-Re: Java Heap Error: ItemSimilarityJob
Sean Owen 2012-06-06, 09:50
You need to increase the size of the children's heap.
mapred.child.java.opts can be set to -Xmx4g for example. This is
usually put in mapred-site.xml.
Sampling does decrease the size of the intermediate outputs; probably
not the final output so much. But this is not your problem. You are
running out of heap on the workers.
You should definitely use more than one reducer! It's really up to
you, says Hadoop, to specify this, use -Dmapred.reduce.tasks=10 or
whatever is appropriate.
The name of the jobs kind of says what they do, and the javadoc says a
little more. If you have specific questions I bet people can explain
On Wed, Jun 6, 2012 at 7:39 AM, Something Something
<[EMAIL PROTECTED]> wrote:
> I am running this job with a file containing 791,732,411 lines.

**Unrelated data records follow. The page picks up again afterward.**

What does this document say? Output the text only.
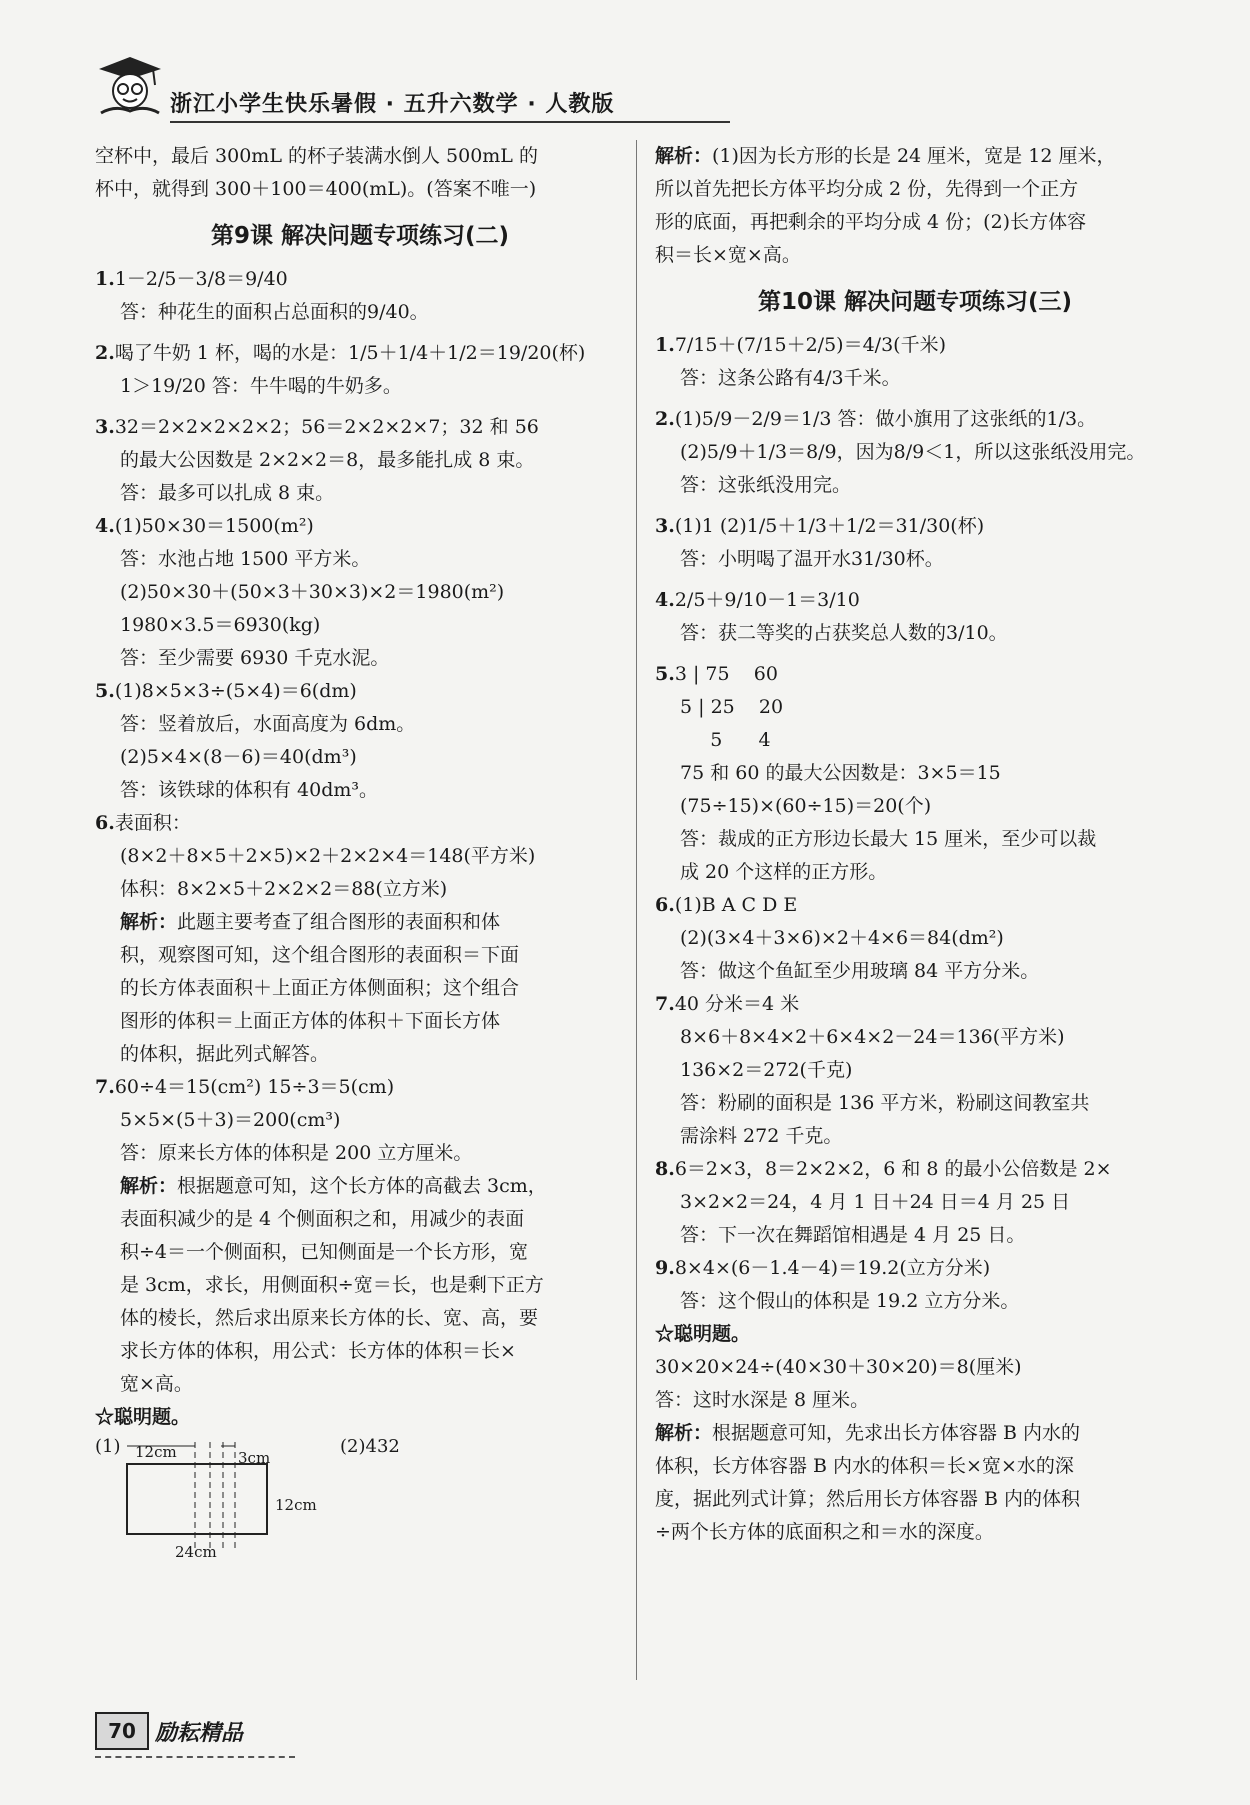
浙江小学生快乐暑假 · 五升六数学 · 人教版
空杯中，最后 300mL 的杯子装满水倒人 500mL 的
杯中，就得到 300＋100＝400(mL)。(答案不唯一)
第9课 解决问题专项练习(二)
1.1－2/5－3/8＝9/40
答：种花生的面积占总面积的9/40。
2.喝了牛奶 1 杯，喝的水是：1/5＋1/4＋1/2＝19/20(杯)
1＞19/20 答：牛牛喝的牛奶多。
3.32＝2×2×2×2×2；56＝2×2×2×7；32 和 56
的最大公因数是 2×2×2＝8，最多能扎成 8 束。
答：最多可以扎成 8 束。
4.(1)50×30＝1500(m²)
答：水池占地 1500 平方米。
(2)50×30＋(50×3＋30×3)×2＝1980(m²)
1980×3.5＝6930(kg)
答：至少需要 6930 千克水泥。
5.(1)8×5×3÷(5×4)＝6(dm)
答：竖着放后，水面高度为 6dm。
(2)5×4×(8－6)＝40(dm³)
答：该铁球的体积有 40dm³。
6.表面积：
(8×2＋8×5＋2×5)×2＋2×2×4＝148(平方米)
体积：8×2×5＋2×2×2＝88(立方米)
解析：此题主要考查了组合图形的表面积和体
积，观察图可知，这个组合图形的表面积＝下面
的长方体表面积＋上面正方体侧面积；这个组合
图形的体积＝上面正方体的体积＋下面长方体
的体积，据此列式解答。
7.60÷4＝15(cm²) 15÷3＝5(cm)
5×5×(5＋3)＝200(cm³)
答：原来长方体的体积是 200 立方厘米。
解析：根据题意可知，这个长方体的高截去 3cm，
表面积减少的是 4 个侧面积之和，用减少的表面
积÷4＝一个侧面积，已知侧面是一个长方形，宽
是 3cm，求长，用侧面积÷宽＝长，也是剩下正方
体的棱长，然后求出原来长方体的长、宽、高，要
求长方体的体积，用公式：长方体的体积＝长×
宽×高。
☆聪明题。
(1)	(2)432
12cm	3cm
12cm
24cm
解析：(1)因为长方形的长是 24 厘米，宽是 12 厘米，
所以首先把长方体平均分成 2 份，先得到一个正方
形的底面，再把剩余的平均分成 4 份；(2)长方体容
积＝长×宽×高。
第10课 解决问题专项练习(三)
1.7/15＋(7/15＋2/5)＝4/3(千米)
答：这条公路有4/3千米。
2.(1)5/9－2/9＝1/3 答：做小旗用了这张纸的1/3。
(2)5/9＋1/3＝8/9，因为8/9＜1，所以这张纸没用完。
答：这张纸没用完。
3.(1)1 (2)1/5＋1/3＋1/2＝31/30(杯)
答：小明喝了温开水31/30杯。
4.2/5＋9/10－1＝3/10
答：获二等奖的占获奖总人数的3/10。
5.3 | 75    60
5 | 25    20
5      4
75 和 60 的最大公因数是：3×5＝15
(75÷15)×(60÷15)＝20(个)
答：裁成的正方形边长最大 15 厘米，至少可以裁
成 20 个这样的正方形。
6.(1)B A C D E
(2)(3×4＋3×6)×2＋4×6＝84(dm²)
答：做这个鱼缸至少用玻璃 84 平方分米。
7.40 分米＝4 米
8×6＋8×4×2＋6×4×2－24＝136(平方米)
136×2＝272(千克)
答：粉刷的面积是 136 平方米，粉刷这间教室共
需涂料 272 千克。
8.6＝2×3，8＝2×2×2，6 和 8 的最小公倍数是 2×
3×2×2＝24，4 月 1 日＋24 日＝4 月 25 日
答：下一次在舞蹈馆相遇是 4 月 25 日。
9.8×4×(6－1.4－4)＝19.2(立方分米)
答：这个假山的体积是 19.2 立方分米。
☆聪明题。
30×20×24÷(40×30＋30×20)＝8(厘米)
答：这时水深是 8 厘米。
解析：根据题意可知，先求出长方体容器 B 内水的
体积，长方体容器 B 内水的体积＝长×宽×水的深
度，据此列式计算；然后用长方体容器 B 内的体积
÷两个长方体的底面积之和＝水的深度。
70 励耘精品
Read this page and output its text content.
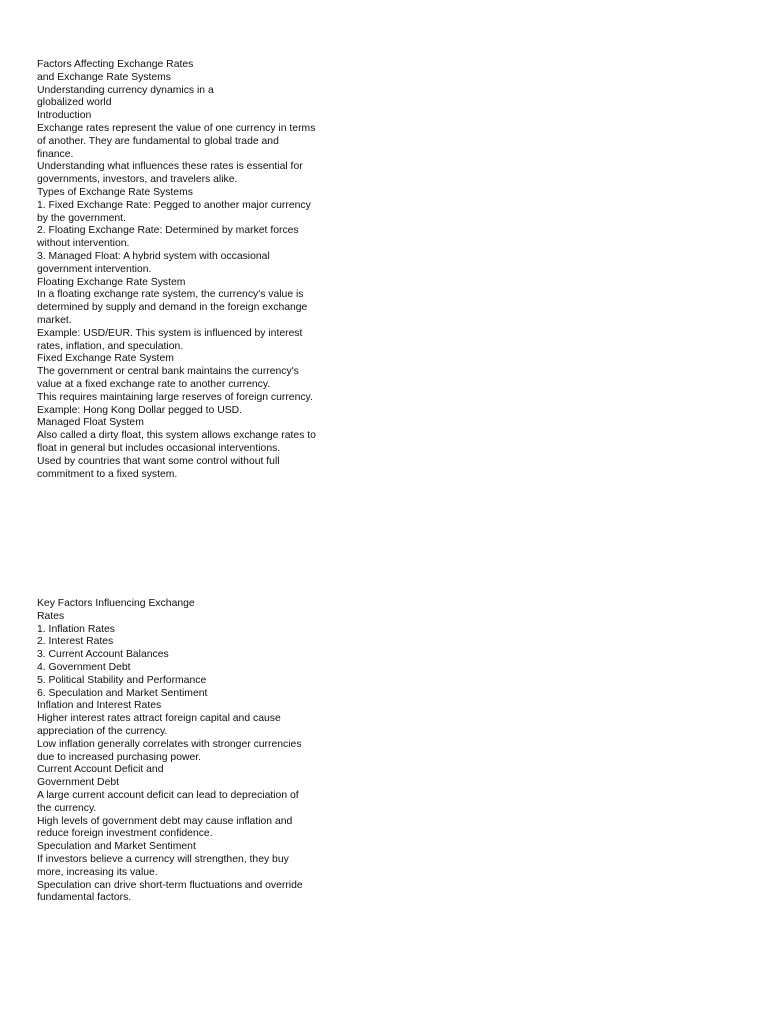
Factors Affecting Exchange Rates
and Exchange Rate Systems
Understanding currency dynamics in a
globalized world
Introduction
Exchange rates represent the value of one currency in terms
of another. They are fundamental to global trade and
finance.
Understanding what influences these rates is essential for
governments, investors, and travelers alike.
Types of Exchange Rate Systems
1. Fixed Exchange Rate: Pegged to another major currency
by the government.
2. Floating Exchange Rate: Determined by market forces
without intervention.
3. Managed Float: A hybrid system with occasional
government intervention.
Floating Exchange Rate System
In a floating exchange rate system, the currency's value is
determined by supply and demand in the foreign exchange
market.
Example: USD/EUR. This system is influenced by interest
rates, inflation, and speculation.
Fixed Exchange Rate System
The government or central bank maintains the currency's
value at a fixed exchange rate to another currency.
This requires maintaining large reserves of foreign currency.
Example: Hong Kong Dollar pegged to USD.
Managed Float System
Also called a dirty float, this system allows exchange rates to
float in general but includes occasional interventions.
Used by countries that want some control without full
commitment to a fixed system.
Key Factors Influencing Exchange
Rates
1. Inflation Rates
2. Interest Rates
3. Current Account Balances
4. Government Debt
5. Political Stability and Performance
6. Speculation and Market Sentiment
Inflation and Interest Rates
Higher interest rates attract foreign capital and cause
appreciation of the currency.
Low inflation generally correlates with stronger currencies
due to increased purchasing power.
Current Account Deficit and
Government Debt
A large current account deficit can lead to depreciation of
the currency.
High levels of government debt may cause inflation and
reduce foreign investment confidence.
Speculation and Market Sentiment
If investors believe a currency will strengthen, they buy
more, increasing its value.
Speculation can drive short-term fluctuations and override
fundamental factors.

> Step 1 (PreparePreferenceMatrixJob-ItemIDIndexMapper-Reducer) completed in
> 3 minutes.
> Step 2 (PreparePreferenceMatrixJob-ToItemPrefsMapper-Reducer) took 2 hours
> but completed successfully. It used only 1 Reducer so I am assuming the
> output is sorted, right?
> Step 3 (PreparePreferenceMatrixJob-ToItemVectorsMapper-Reducer) failed
> after running for 54 minutes with 'Error: Java heap space' error & it was
> all downhill from there.
> Question: Are there any configuration parameters I can use to cut down
> size of output? I noticed this in ToItemVectorsMapper:
> public static final String SAMPLE_SIZE = ToItemVectorsMapper.class +
> How do I cut down this sample size?
> Also, is there any documentation available that shows what each of these
> steps does? If not, I will just debug. Please let me know. Thanks.